A nursing home matron accused of abusing dying patients has told an inquiry the allegations were "absolutely horrifying".
Staff at Melrose Nursing Home in Wykeham Road, Worthing, claim Junia Woolgar, 50, adminstered drugs without a GP's consent and withheld fluids from terminally ill patients.
Miss Woolgar told the UK Central Council for Nursing, Midwifery and Health Visiting's professional conduct committee there was "simply no way" she would administer medication with out a doctor's authority.
She added "I can't understand why these allegations have been made. My first concern has always been for the comfort of my patients."
She admitted, however, that she had been in "absolute panic" when told that the local health authority was investigating her drugs records.
She told the committee she had tried to fill in the details in the records accurately but in her "state of anxiety" might have got the dates of some drug administrations wrong.
She said she had been caring for patients in extreme pain, many of whom had been admitted to the home to die from a nearby hospice.
One in particular, Mrs 'A', had been screaming in agony.
A nursing sister had told her that she did not believe that the level of Mrs A's pain was being controlled properly and she had thought she was authorised by her GP to increase the dose.

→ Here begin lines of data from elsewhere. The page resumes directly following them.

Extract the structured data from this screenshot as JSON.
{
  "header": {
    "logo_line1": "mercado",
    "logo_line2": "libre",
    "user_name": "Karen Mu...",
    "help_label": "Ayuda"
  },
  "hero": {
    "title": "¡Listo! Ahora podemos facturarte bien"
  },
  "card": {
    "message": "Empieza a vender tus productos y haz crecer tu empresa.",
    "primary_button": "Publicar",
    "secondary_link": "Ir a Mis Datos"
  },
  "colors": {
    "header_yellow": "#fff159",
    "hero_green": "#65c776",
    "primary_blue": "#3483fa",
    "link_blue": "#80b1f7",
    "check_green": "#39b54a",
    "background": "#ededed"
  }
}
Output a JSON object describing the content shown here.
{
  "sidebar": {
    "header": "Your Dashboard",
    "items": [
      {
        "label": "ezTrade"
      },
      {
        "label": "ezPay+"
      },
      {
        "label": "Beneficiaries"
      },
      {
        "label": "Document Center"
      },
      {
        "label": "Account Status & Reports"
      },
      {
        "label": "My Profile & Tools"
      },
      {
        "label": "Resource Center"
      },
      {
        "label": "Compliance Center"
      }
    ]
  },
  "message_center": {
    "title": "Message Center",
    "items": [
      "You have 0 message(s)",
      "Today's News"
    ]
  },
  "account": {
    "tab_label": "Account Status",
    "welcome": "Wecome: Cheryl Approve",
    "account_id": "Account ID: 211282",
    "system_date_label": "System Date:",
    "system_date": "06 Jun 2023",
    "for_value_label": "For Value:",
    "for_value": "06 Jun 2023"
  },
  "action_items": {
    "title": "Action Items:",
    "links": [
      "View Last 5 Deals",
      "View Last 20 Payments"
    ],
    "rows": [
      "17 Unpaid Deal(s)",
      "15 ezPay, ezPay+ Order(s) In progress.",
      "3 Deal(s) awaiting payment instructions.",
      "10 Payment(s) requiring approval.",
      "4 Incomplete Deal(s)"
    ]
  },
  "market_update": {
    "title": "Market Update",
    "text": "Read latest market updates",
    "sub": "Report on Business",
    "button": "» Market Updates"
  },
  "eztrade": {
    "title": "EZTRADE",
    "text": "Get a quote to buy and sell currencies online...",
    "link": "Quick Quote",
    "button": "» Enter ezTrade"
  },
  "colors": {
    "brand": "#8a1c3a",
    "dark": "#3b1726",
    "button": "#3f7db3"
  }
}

Miss Woolgar is accused of administering controlled drugs to nine terminally ill patients without a GP's consent. Similar allegations against four other patients have been withdrawn.
Miss Woolgar is also charged with failing to maintain adequate records in relation to seven patients, withholding fluids from dying patients and roughly handling two patients when fitting catheters, causing them to bleed.
She is further accused of causing distress to three patients and falsifying the case notes of a dying female patient.